Similar research in 2020, which synthesized various experiments on glass sizes in UK drinking establishments, reached similar conclusions. When glasses were smaller, people drank less — including when they’d ordered wine by the carafe and poured it themselves.

“We all like to think we’re immune to subtle influences on our behavior — like the size of a wine glass — but research like this clearly shows we’re not,” said study team member Ashley Adamson, a director of research at the UK’s National Institute of Health Research.

This is not advice!

Please know that none of this is meant to be advice. It’s just a set of observations about reality, both in science and in human proclivities and weaknesses. I’m certainly not suggesting anyone should drink alcohol.

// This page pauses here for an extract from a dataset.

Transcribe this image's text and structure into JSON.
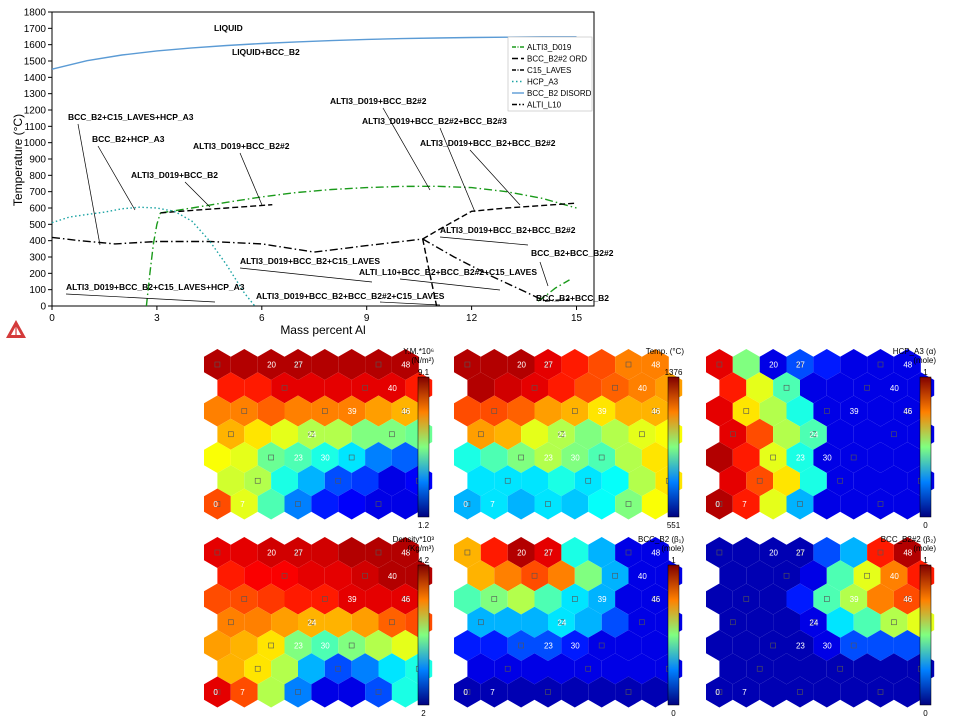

Did I mention that alcohol is really bad for you? You should quit, seriously.

There are resources to help curb alcohol use or stop altogether. The national SAMHSA hotline is an excellent place to start. You can find helpful suggestions from Harvard Health, the American Addiction Centers, the UK National Health Service, and numerous other searchable sources.

Meanwhile, we can agree that a 7.6% pullback, as observed in the new study, is relatively small potatoes. But with alcohol, any reduction in quantity can mean better sleep, better mood and more clarity the next day, and improved physical and mental health in the long run.

I’ve got no clue whether smaller serving sizes would translate into the reduction found in the study. Your home is presumably not a pub, after all, so the conditions under which you drink are different.

But I know this: When my wife and I recently decided to measure our pours of some expensive bourbon — because it was, you know, expensive — we ended up with less in the glass than normal. We really savored that bourbon, and measuring it out created a greater awareness of how much we normally drink. They say awareness is Step 1 in change, and I think we’re roughly 7.6% more thoughtful now about how much we pour into the evening drinks we enjoy.